The Liberator
- colinm2020
- Jan 10, 2016
- 1 min read

The Liberator was first published in January of 1831, in Boston. William Lloyd Garrison and Frederick Douglass edited the newspaper. It was America's longest-running abolitionist newspaper that was based on politics, and it was published periodically. Each newspaper was only four pages. It was published every week through December of 1865. If someone in the Southern states was caught with a copy of The Liberator, they would get arrested. Legislators put a $5,000 reward on Garrison, the editor. If you gave legislators his head, in other words kill him, you would get a $5,000 reward. The newspaper caused Nat Turner, a slave, to revolt and kill more than 50 whites. The newspaper included politics, fiction, anti-slavery speeches, travel literature, slave narratives, and debates. John Greenleaf Whittier frequently had his poems put in the newspaper. People, such as Elizabeth Barrett Browning, Victor Hugo, Walt Whitman, James Russell Lowell, Lousia May Alcott, and John Rankin, a former slave, had their writing put into the newspaper.

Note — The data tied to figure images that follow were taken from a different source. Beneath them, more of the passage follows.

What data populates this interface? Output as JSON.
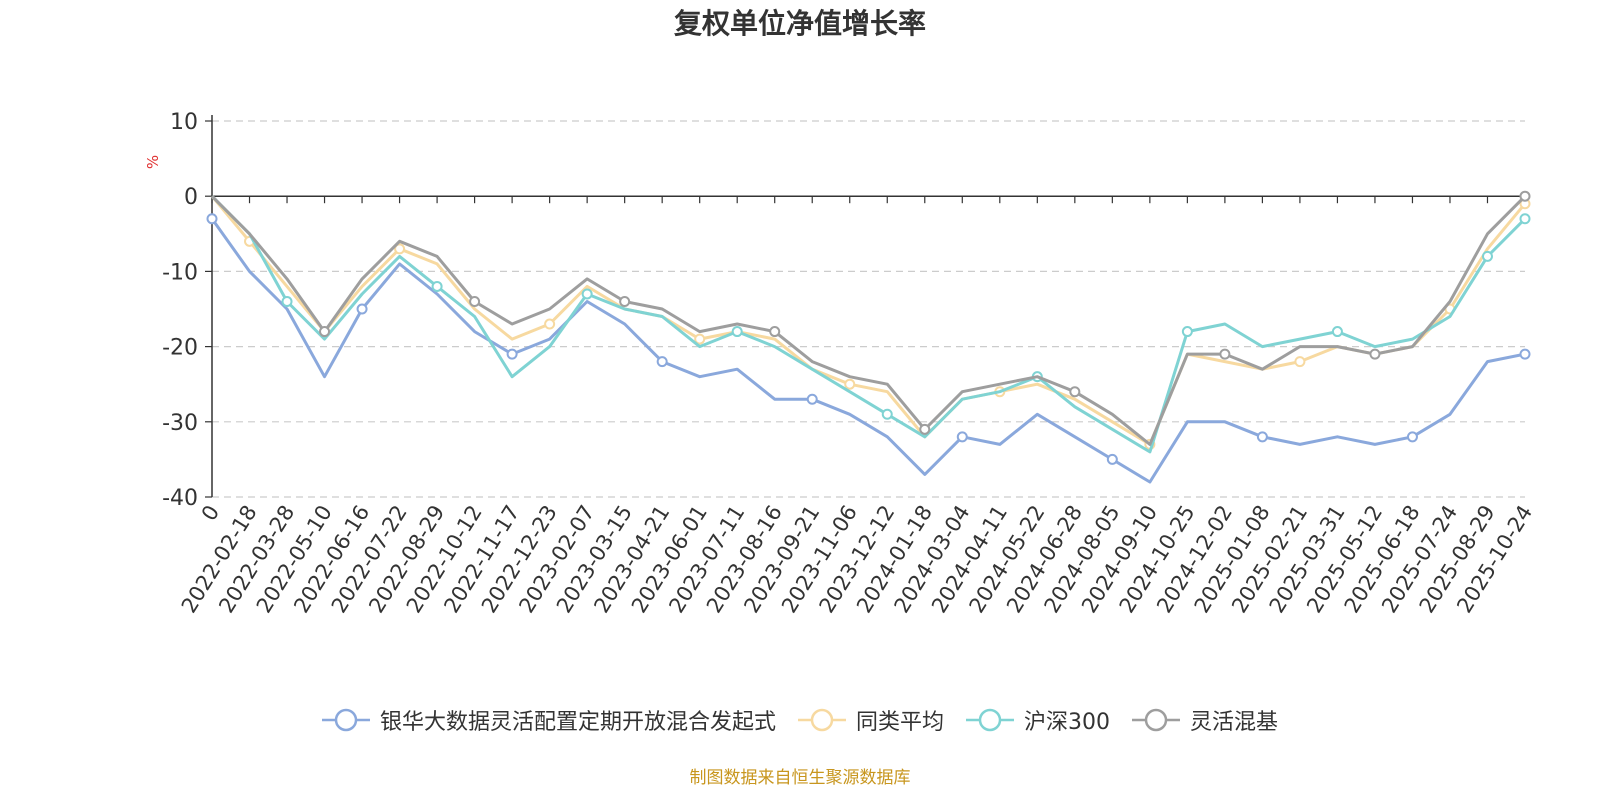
{
  "chart_data": {
    "type": "line",
    "title": "复权单位净值增长率",
    "ylabel": "%",
    "xlabel": "",
    "ylim": [
      -40,
      10
    ],
    "yticks": [
      10,
      0,
      -10,
      -20,
      -30,
      -40
    ],
    "grid": true,
    "legend_position": "bottom",
    "source": "制图数据来自恒生聚源数据库",
    "x_tick_labels": [
      "0",
      "2022-02-18",
      "2022-03-28",
      "2022-05-10",
      "2022-06-16",
      "2022-07-22",
      "2022-08-29",
      "2022-10-12",
      "2022-11-17",
      "2022-12-23",
      "2023-02-07",
      "2023-03-15",
      "2023-04-21",
      "2023-06-01",
      "2023-07-11",
      "2023-08-16",
      "2023-09-21",
      "2023-11-06",
      "2023-12-12",
      "2024-01-18",
      "2024-03-04",
      "2024-04-11",
      "2024-05-22",
      "2024-06-28",
      "2024-08-05",
      "2024-09-10",
      "2024-10-25",
      "2024-12-02",
      "2025-01-08",
      "2025-02-21",
      "2025-03-31",
      "2025-05-12",
      "2025-06-18",
      "2025-07-24",
      "2025-08-29",
      "2025-10-24"
    ],
    "x": [
      0,
      1,
      2,
      3,
      4,
      5,
      6,
      7,
      8,
      9,
      10,
      11,
      12,
      13,
      14,
      15,
      16,
      17,
      18,
      19,
      20,
      21,
      22,
      23,
      24,
      25,
      26,
      27,
      28,
      29,
      30,
      31,
      32,
      33,
      34,
      35
    ],
    "series": [
      {
        "name": "银华大数据灵活配置定期开放混合发起式",
        "color": "#8aa8dc",
        "values": [
          -3,
          -10,
          -15,
          -24,
          -15,
          -9,
          -13,
          -18,
          -21,
          -19,
          -14,
          -17,
          -22,
          -24,
          -23,
          -27,
          -27,
          -29,
          -32,
          -37,
          -32,
          -33,
          -29,
          -32,
          -35,
          -38,
          -30,
          -30,
          -32,
          -33,
          -32,
          -33,
          -32,
          -29,
          -22,
          -21
        ]
      },
      {
        "name": "同类平均",
        "color": "#f7d9a0",
        "values": [
          0,
          -6,
          -12,
          -18,
          -12,
          -7,
          -9,
          -15,
          -19,
          -17,
          -12,
          -15,
          -16,
          -19,
          -18,
          -19,
          -23,
          -25,
          -26,
          -32,
          -27,
          -26,
          -25,
          -27,
          -30,
          -33,
          -21,
          -22,
          -23,
          -22,
          -20,
          -21,
          -20,
          -15,
          -7,
          -1
        ]
      },
      {
        "name": "沪深300",
        "color": "#7fd3d3",
        "values": [
          0,
          -5,
          -14,
          -19,
          -13,
          -8,
          -12,
          -16,
          -24,
          -20,
          -13,
          -15,
          -16,
          -20,
          -18,
          -20,
          -23,
          -26,
          -29,
          -32,
          -27,
          -26,
          -24,
          -28,
          -31,
          -34,
          -18,
          -17,
          -20,
          -19,
          -18,
          -20,
          -19,
          -16,
          -8,
          -3
        ]
      },
      {
        "name": "灵活混基",
        "color": "#9e9e9e",
        "values": [
          0,
          -5,
          -11,
          -18,
          -11,
          -6,
          -8,
          -14,
          -17,
          -15,
          -11,
          -14,
          -15,
          -18,
          -17,
          -18,
          -22,
          -24,
          -25,
          -31,
          -26,
          -25,
          -24,
          -26,
          -29,
          -33,
          -21,
          -21,
          -23,
          -20,
          -20,
          -21,
          -20,
          -14,
          -5,
          0
        ]
      }
    ]
  }
}
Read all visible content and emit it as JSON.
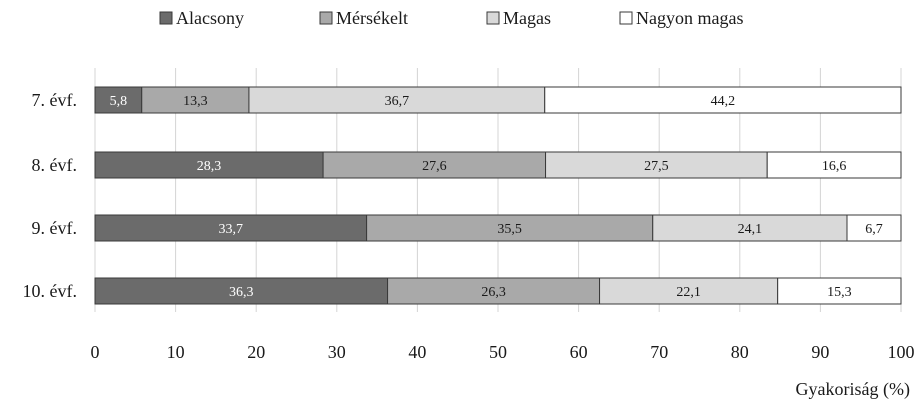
{
  "chart_data": {
    "type": "bar",
    "orientation": "horizontal",
    "stacked": true,
    "categories": [
      "7. évf.",
      "8. évf.",
      "9. évf.",
      "10. évf."
    ],
    "series": [
      {
        "name": "Alacsony",
        "values": [
          5.8,
          28.3,
          33.7,
          36.3
        ],
        "value_labels": [
          "5,8",
          "28,3",
          "33,7",
          "36,3"
        ],
        "color": "#6b6b6b",
        "label_color": "#ffffff"
      },
      {
        "name": "Mérsékelt",
        "values": [
          13.3,
          27.6,
          35.5,
          26.3
        ],
        "value_labels": [
          "13,3",
          "27,6",
          "35,5",
          "26,3"
        ],
        "color": "#a9a9a9",
        "label_color": "#1a1a1a"
      },
      {
        "name": "Magas",
        "values": [
          36.7,
          27.5,
          24.1,
          22.1
        ],
        "value_labels": [
          "36,7",
          "27,5",
          "24,1",
          "22,1"
        ],
        "color": "#d9d9d9",
        "label_color": "#1a1a1a"
      },
      {
        "name": "Nagyon magas",
        "values": [
          44.2,
          16.6,
          6.7,
          15.3
        ],
        "value_labels": [
          "44,2",
          "16,6",
          "6,7",
          "15,3"
        ],
        "color": "#ffffff",
        "label_color": "#1a1a1a"
      }
    ],
    "xlabel": "Gyakoriság (%)",
    "ylabel": "",
    "xlim": [
      0,
      100
    ],
    "xticks": [
      0,
      10,
      20,
      30,
      40,
      50,
      60,
      70,
      80,
      90,
      100
    ],
    "grid": true,
    "legend_position": "top"
  }
}
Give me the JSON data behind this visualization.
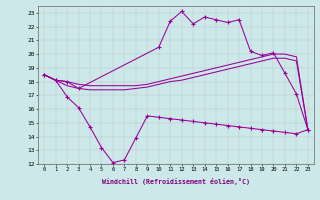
{
  "xlabel": "Windchill (Refroidissement éolien,°C)",
  "background_color": "#cde8e8",
  "line_color": "#990099",
  "ylim": [
    12,
    23.5
  ],
  "yticks": [
    12,
    13,
    14,
    15,
    16,
    17,
    18,
    19,
    20,
    21,
    22,
    23
  ],
  "xticks": [
    0,
    1,
    2,
    3,
    4,
    5,
    6,
    7,
    8,
    9,
    10,
    11,
    12,
    13,
    14,
    15,
    16,
    17,
    18,
    19,
    20,
    21,
    22,
    23
  ],
  "series_peak": {
    "x": [
      0,
      1,
      2,
      3,
      10,
      11,
      12,
      13,
      14,
      15,
      16,
      17,
      18,
      19,
      20,
      21,
      22,
      23
    ],
    "y": [
      18.5,
      18.1,
      18.0,
      17.5,
      20.5,
      22.4,
      23.1,
      22.2,
      22.7,
      22.5,
      22.3,
      22.5,
      20.2,
      19.9,
      20.1,
      18.6,
      17.1,
      14.5
    ]
  },
  "series_flat_hi": {
    "x": [
      0,
      1,
      2,
      3,
      4,
      5,
      6,
      7,
      8,
      9,
      10,
      11,
      12,
      13,
      14,
      15,
      16,
      17,
      18,
      19,
      20,
      21,
      22,
      23
    ],
    "y": [
      18.5,
      18.1,
      18.0,
      17.8,
      17.7,
      17.7,
      17.7,
      17.7,
      17.7,
      17.8,
      18.0,
      18.2,
      18.4,
      18.6,
      18.8,
      19.0,
      19.2,
      19.4,
      19.6,
      19.8,
      20.0,
      20.0,
      19.8,
      14.5
    ]
  },
  "series_flat_lo": {
    "x": [
      0,
      1,
      2,
      3,
      4,
      5,
      6,
      7,
      8,
      9,
      10,
      11,
      12,
      13,
      14,
      15,
      16,
      17,
      18,
      19,
      20,
      21,
      22,
      23
    ],
    "y": [
      18.5,
      18.1,
      17.7,
      17.5,
      17.4,
      17.4,
      17.4,
      17.4,
      17.5,
      17.6,
      17.8,
      18.0,
      18.1,
      18.3,
      18.5,
      18.7,
      18.9,
      19.1,
      19.3,
      19.5,
      19.7,
      19.7,
      19.5,
      14.5
    ]
  },
  "series_dip": {
    "x": [
      0,
      1,
      2,
      3,
      4,
      5,
      6,
      7,
      8,
      9,
      10,
      11,
      12,
      13,
      14,
      15,
      16,
      17,
      18,
      19,
      20,
      21,
      22,
      23
    ],
    "y": [
      18.5,
      18.1,
      16.9,
      16.1,
      14.7,
      13.2,
      12.1,
      12.3,
      13.9,
      15.5,
      15.4,
      15.3,
      15.2,
      15.1,
      15.0,
      14.9,
      14.8,
      14.7,
      14.6,
      14.5,
      14.4,
      14.3,
      14.2,
      14.5
    ]
  },
  "grid_color": "#aaaaaa"
}
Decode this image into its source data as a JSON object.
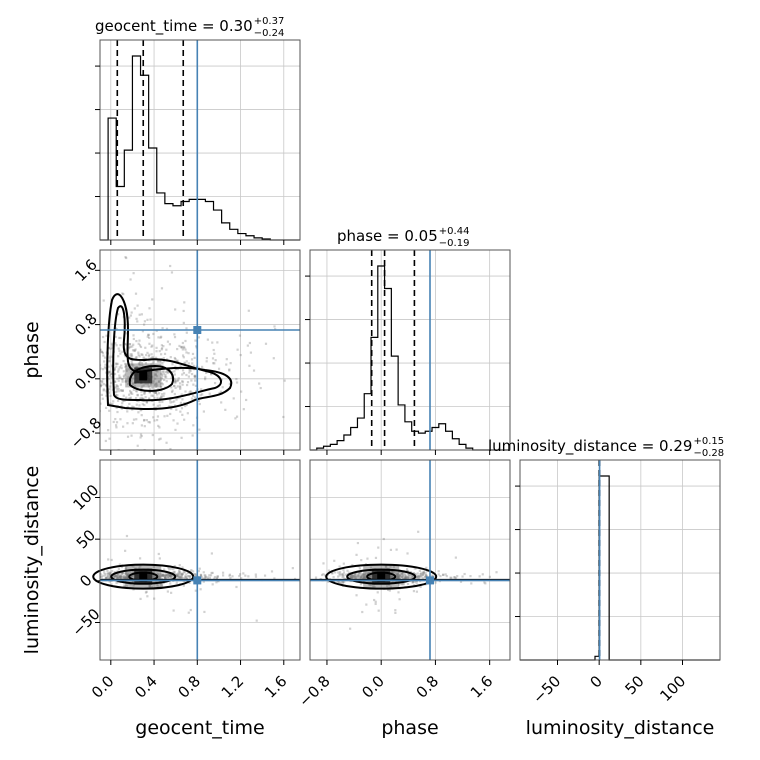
{
  "chart_data": {
    "type": "corner",
    "truth_color": "#4682b4",
    "parameters": [
      {
        "name": "geocent_time",
        "title_prefix": "geocent_time = ",
        "median": "0.30",
        "upper": "+0.37",
        "lower": "−0.24",
        "range": [
          -0.1,
          1.75
        ],
        "ticks": [
          0.0,
          0.4,
          0.8,
          1.2,
          1.6
        ],
        "tick_labels": [
          "0.0",
          "0.4",
          "0.8",
          "1.2",
          "1.6"
        ],
        "truth": 0.8,
        "quantiles": [
          0.06,
          0.3,
          0.67
        ],
        "hist_edges": [
          -0.1,
          -0.025,
          0.05,
          0.125,
          0.2,
          0.275,
          0.35,
          0.425,
          0.5,
          0.575,
          0.65,
          0.725,
          0.8,
          0.875,
          0.95,
          1.025,
          1.1,
          1.175,
          1.25,
          1.325,
          1.4,
          1.475,
          1.55,
          1.625,
          1.75
        ],
        "hist_counts": [
          0,
          0.57,
          0.25,
          0.42,
          0.86,
          0.77,
          0.43,
          0.22,
          0.17,
          0.16,
          0.18,
          0.19,
          0.19,
          0.18,
          0.14,
          0.08,
          0.05,
          0.03,
          0.02,
          0.01,
          0.005,
          0,
          0,
          0
        ]
      },
      {
        "name": "phase",
        "title_prefix": "phase = ",
        "median": "0.05",
        "upper": "+0.44",
        "lower": "−0.19",
        "range": [
          -1.05,
          1.9
        ],
        "ticks": [
          -0.8,
          0.0,
          0.8,
          1.6
        ],
        "tick_labels": [
          "−0.8",
          "0.0",
          "0.8",
          "1.6"
        ],
        "truth": 0.72,
        "quantiles": [
          -0.14,
          0.05,
          0.49
        ],
        "hist_edges": [
          -1.05,
          -0.95,
          -0.85,
          -0.75,
          -0.65,
          -0.55,
          -0.45,
          -0.35,
          -0.25,
          -0.15,
          -0.05,
          0.05,
          0.15,
          0.25,
          0.35,
          0.45,
          0.55,
          0.65,
          0.75,
          0.85,
          0.95,
          1.05,
          1.15,
          1.25,
          1.35,
          1.9
        ],
        "hist_counts": [
          0,
          0.01,
          0.02,
          0.03,
          0.05,
          0.08,
          0.12,
          0.17,
          0.3,
          0.6,
          0.98,
          0.86,
          0.5,
          0.24,
          0.15,
          0.1,
          0.09,
          0.1,
          0.12,
          0.14,
          0.1,
          0.06,
          0.03,
          0.01,
          0
        ]
      },
      {
        "name": "luminosity_distance",
        "title_prefix": "luminosity_distance = ",
        "median": "0.29",
        "upper": "+0.15",
        "lower": "−0.28",
        "range": [
          -95,
          145
        ],
        "ticks": [
          -50,
          0,
          50,
          100
        ],
        "tick_labels": [
          "−50",
          "0",
          "50",
          "100"
        ],
        "truth": 0.5,
        "quantiles": [
          0.01,
          0.29,
          0.44
        ],
        "hist_edges": [
          -95,
          -5,
          0,
          12,
          145
        ],
        "hist_counts": [
          0,
          0.02,
          1.0,
          0
        ]
      }
    ],
    "yticks_phase": [
      -0.8,
      0.0,
      0.8,
      1.6
    ],
    "yticks_phase_labels": [
      "−0.8",
      "0.0",
      "0.8",
      "1.6"
    ],
    "yticks_dist": [
      -50,
      0,
      50,
      100
    ],
    "yticks_dist_labels": [
      "−50",
      "0",
      "50",
      "100"
    ],
    "grid": true,
    "levels": 3,
    "density_peaks": [
      {
        "pair": "geocent_time-phase",
        "x": 0.3,
        "y": 0.05
      },
      {
        "pair": "geocent_time-luminosity_distance",
        "x": 0.3,
        "y": 5
      },
      {
        "pair": "phase-luminosity_distance",
        "x": 0.0,
        "y": 5
      }
    ]
  }
}
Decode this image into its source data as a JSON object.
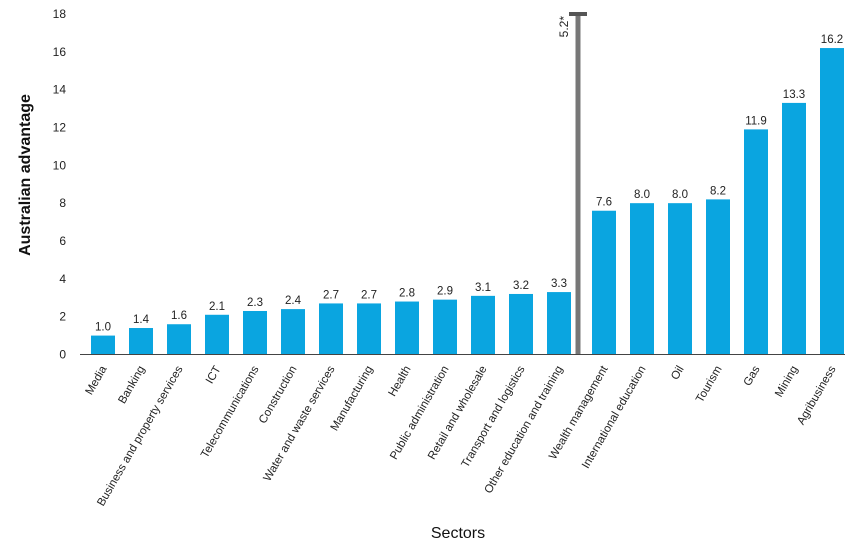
{
  "chart_data": {
    "type": "bar",
    "xlabel": "Sectors",
    "ylabel": "Australian advantage",
    "ylim": [
      0,
      18
    ],
    "yticks": [
      0,
      2,
      4,
      6,
      8,
      10,
      12,
      14,
      16,
      18
    ],
    "bar_color": "#0aa5e0",
    "divider_color": "#777777",
    "categories": [
      "Media",
      "Banking",
      "Business and property services",
      "ICT",
      "Telecommunications",
      "Construction",
      "Water and waste services",
      "Manufacturing",
      "Health",
      "Public administration",
      "Retail and wholesale",
      "Transport and logistics",
      "Other education and training",
      "Wealth management",
      "International education",
      "Oil",
      "Tourism",
      "Gas",
      "Mining",
      "Agribusiness"
    ],
    "values": [
      1.0,
      1.4,
      1.6,
      2.1,
      2.3,
      2.4,
      2.7,
      2.7,
      2.8,
      2.9,
      3.1,
      3.2,
      3.3,
      7.6,
      8.0,
      8.0,
      8.2,
      11.9,
      13.3,
      16.2
    ],
    "value_labels": [
      "1.0",
      "1.4",
      "1.6",
      "2.1",
      "2.3",
      "2.4",
      "2.7",
      "2.7",
      "2.8",
      "2.9",
      "3.1",
      "3.2",
      "3.3",
      "7.6",
      "8.0",
      "8.0",
      "8.2",
      "11.9",
      "13.3",
      "16.2"
    ],
    "divider": {
      "value": 18,
      "label": "5.2*"
    }
  }
}
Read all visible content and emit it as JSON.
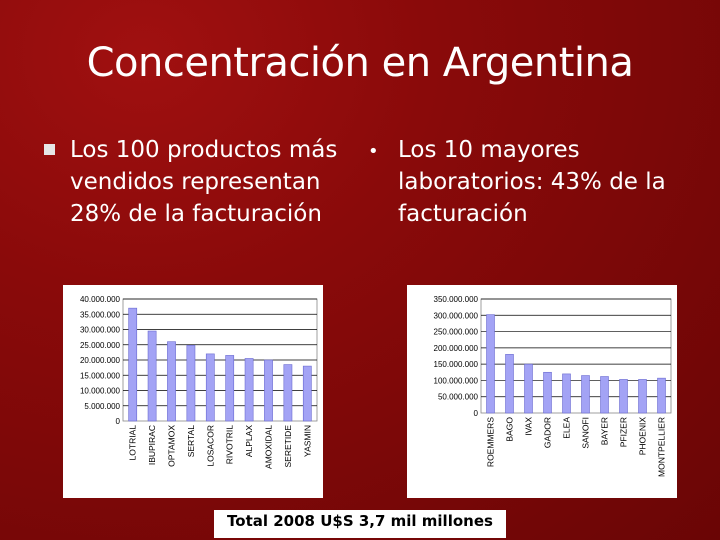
{
  "slide": {
    "title": "Concentración en Argentina",
    "left_bullet": "Los 100 productos más vendidos representan 28% de la facturación",
    "right_bullet": "Los 10 mayores laboratorios: 43% de la facturación",
    "footer": "Total 2008 U$S 3,7 mil millones"
  },
  "colors": {
    "bar_fill": "#a3a3f5",
    "bar_stroke": "#6a6ad0",
    "plot_bg": "#ffffff"
  },
  "chart_data": [
    {
      "type": "bar",
      "categories": [
        "LOTRIAL",
        "IBUPIRAC",
        "OPTAMOX",
        "SERTAL",
        "LOSACOR",
        "RIVOTRIL",
        "ALPLAX",
        "AMOXIDAL",
        "SERETIDE",
        "YASMIN"
      ],
      "values": [
        37000000,
        29500000,
        26000000,
        24800000,
        22000000,
        21500000,
        20500000,
        20000000,
        18500000,
        18000000
      ],
      "ylim": [
        0,
        40000000
      ],
      "yticks": [
        "0",
        "5.000.000",
        "10.000.000",
        "15.000.000",
        "20.000.000",
        "25.000.000",
        "30.000.000",
        "35.000.000",
        "40.000.000"
      ],
      "title": "",
      "xlabel": "",
      "ylabel": "",
      "grid": true
    },
    {
      "type": "bar",
      "categories": [
        "ROEMMERS",
        "BAGO",
        "IVAX",
        "GADOR",
        "ELEA",
        "SANOFI",
        "BAYER",
        "PFIZER",
        "PHOENIX",
        "MONTPELLIER"
      ],
      "values": [
        302000000,
        180000000,
        150000000,
        125000000,
        120000000,
        115000000,
        112000000,
        103000000,
        103000000,
        107000000
      ],
      "ylim": [
        0,
        350000000
      ],
      "yticks": [
        "0",
        "50.000.000",
        "100.000.000",
        "150.000.000",
        "200.000.000",
        "250.000.000",
        "300.000.000",
        "350.000.000"
      ],
      "title": "",
      "xlabel": "",
      "ylabel": "",
      "grid": true
    }
  ]
}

Even the famous southern poet, Edgar Allen Poe, had his famous poem, "The Raven" was put into the newspaper in February of 1845. Also slaves would use the newspaper to announce their arrival in Canada. They would also announce the freedom they had gained using the Underground Railroad. Lastly, the newspaper forced people in the south to see what terror they caused the slaves.